While Shepherd paid some of his bills developing puzzle games like the $1.99 Little Red Sled, the company scored its first major hit with the 2009 Flight Control-like line-drawing game Harbor Master. Rather than selling the app for $1.99 – its iPhone price – Imangi offered the free Harbor Master HD to iPad owners on day one and it became a top downloaded iPad app right away. During Apple’s 2010 Worldwide Developer’s conference last June, Shepherd’s wife and business partner Natalia Luckynova estimated that Harbor Master was downloaded to approximately 10 percent of all iPads at that time.
Although it’s difficult to track how much money Imangi is making from Harbor Master HD, the company generates income from advertising and premium “In-App” purchases that range between 99 cents and $4.99.
Greg Grunberg/Yowza
When NBC cancelled its drama Heroes last year, actor Greg Grunberg had a flourishing app company to keep him busy. In 2009, Grunberg created Yowza, a free app that distributes mobile coupons on behalf of more than 300 retailers including Crate & Barrel and Gap. The company claims it has more than five million users that can redeem deals at 15,000 nationwide locations. Yowza, which Grunberg told the LA Times is profitable and currently raising money, charges participating merchants $59 per month, per store.

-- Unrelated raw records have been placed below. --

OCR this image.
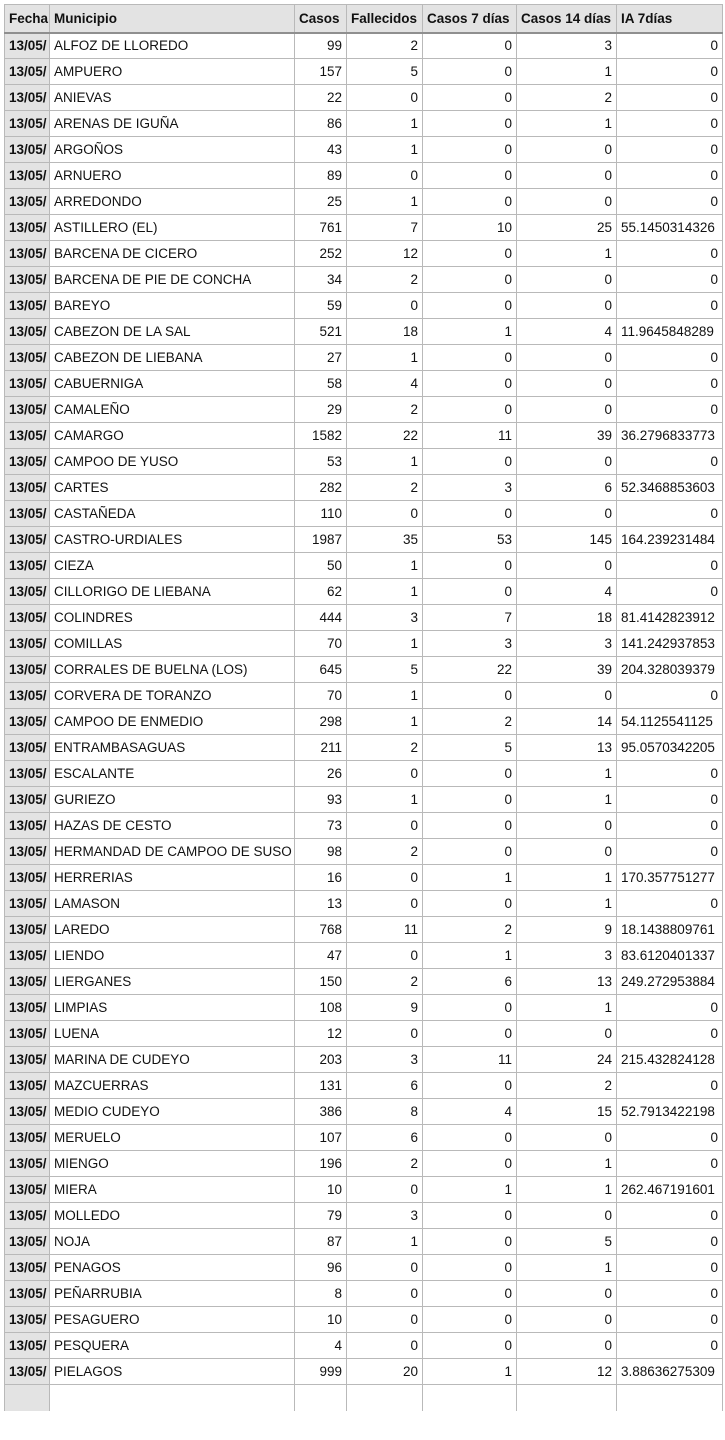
Fecha	Municipio	Casos	Fallecidos	Casos 7 días	Casos 14 días	IA 7días
13/05/	ALFOZ DE LLOREDO	99	2	0	3	0
13/05/	AMPUERO	157	5	0	1	0
13/05/	ANIEVAS	22	0	0	2	0
13/05/	ARENAS DE IGUÑA	86	1	0	1	0
13/05/	ARGOÑOS	43	1	0	0	0
13/05/	ARNUERO	89	0	0	0	0
13/05/	ARREDONDO	25	1	0	0	0
13/05/	ASTILLERO (EL)	761	7	10	25	55.1450314326
13/05/	BARCENA DE CICERO	252	12	0	1	0
13/05/	BARCENA DE PIE DE CONCHA	34	2	0	0	0
13/05/	BAREYO	59	0	0	0	0
13/05/	CABEZON DE LA SAL	521	18	1	4	11.9645848289
13/05/	CABEZON DE LIEBANA	27	1	0	0	0
13/05/	CABUERNIGA	58	4	0	0	0
13/05/	CAMALEÑO	29	2	0	0	0
13/05/	CAMARGO	1582	22	11	39	36.2796833773
13/05/	CAMPOO DE YUSO	53	1	0	0	0
13/05/	CARTES	282	2	3	6	52.3468853603
13/05/	CASTAÑEDA	110	0	0	0	0
13/05/	CASTRO-URDIALES	1987	35	53	145	164.239231484
13/05/	CIEZA	50	1	0	0	0
13/05/	CILLORIGO DE LIEBANA	62	1	0	4	0
13/05/	COLINDRES	444	3	7	18	81.4142823912
13/05/	COMILLAS	70	1	3	3	141.242937853
13/05/	CORRALES DE BUELNA (LOS)	645	5	22	39	204.328039379
13/05/	CORVERA DE TORANZO	70	1	0	0	0
13/05/	CAMPOO DE ENMEDIO	298	1	2	14	54.1125541125
13/05/	ENTRAMBASAGUAS	211	2	5	13	95.0570342205
13/05/	ESCALANTE	26	0	0	1	0
13/05/	GURIEZO	93	1	0	1	0
13/05/	HAZAS DE CESTO	73	0	0	0	0
13/05/	HERMANDAD DE CAMPOO DE SUSO	98	2	0	0	0
13/05/	HERRERIAS	16	0	1	1	170.357751277
13/05/	LAMASON	13	0	0	1	0
13/05/	LAREDO	768	11	2	9	18.1438809761
13/05/	LIENDO	47	0	1	3	83.6120401337
13/05/	LIERGANES	150	2	6	13	249.272953884
13/05/	LIMPIAS	108	9	0	1	0
13/05/	LUENA	12	0	0	0	0
13/05/	MARINA DE CUDEYO	203	3	11	24	215.432824128
13/05/	MAZCUERRAS	131	6	0	2	0
13/05/	MEDIO CUDEYO	386	8	4	15	52.7913422198
13/05/	MERUELO	107	6	0	0	0
13/05/	MIENGO	196	2	0	1	0
13/05/	MIERA	10	0	1	1	262.467191601
13/05/	MOLLEDO	79	3	0	0	0
13/05/	NOJA	87	1	0	5	0
13/05/	PENAGOS	96	0	0	1	0
13/05/	PEÑARRUBIA	8	0	0	0	0
13/05/	PESAGUERO	10	0	0	0	0
13/05/	PESQUERA	4	0	0	0	0
13/05/	PIELAGOS	999	20	1	12	3.88636275309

These household names were unknown three years ago
Wealth and fame from iPhone applications is not restricted to opportunistic individuals. A few small development companies that operated in relative obscurity before the App Store debuted are now among the most notable media and technology companies on the globe.
Rovio Mobile: Founded eight years ago, this Finnish developer enjoyed modest success until the 2009 release of Angry Birds. This game-changing title, which has generated more than 50 million downloads across multiple platforms including Android and iPad, is poised to become a multimedia crossover hit.
Tapulous: Before getting acquired by Disney last year, this company developed some of the top grossing iPhone apps of all time including Tap Tap Revenge 3. The Palo Alto-based company was founded in February 2008 by serial entrepreneur Bart Decrem with funding from several Silicon Valley investors.
Lima Sky: This New York-based developer created Doodle Jump, which at 99 cents is the top selling iPhone app of all time. Lima Sky president Igor Pusenjak told the Wall Street Journal that Doodle Jump had more than 200,000 downloads on Christmas Day alone.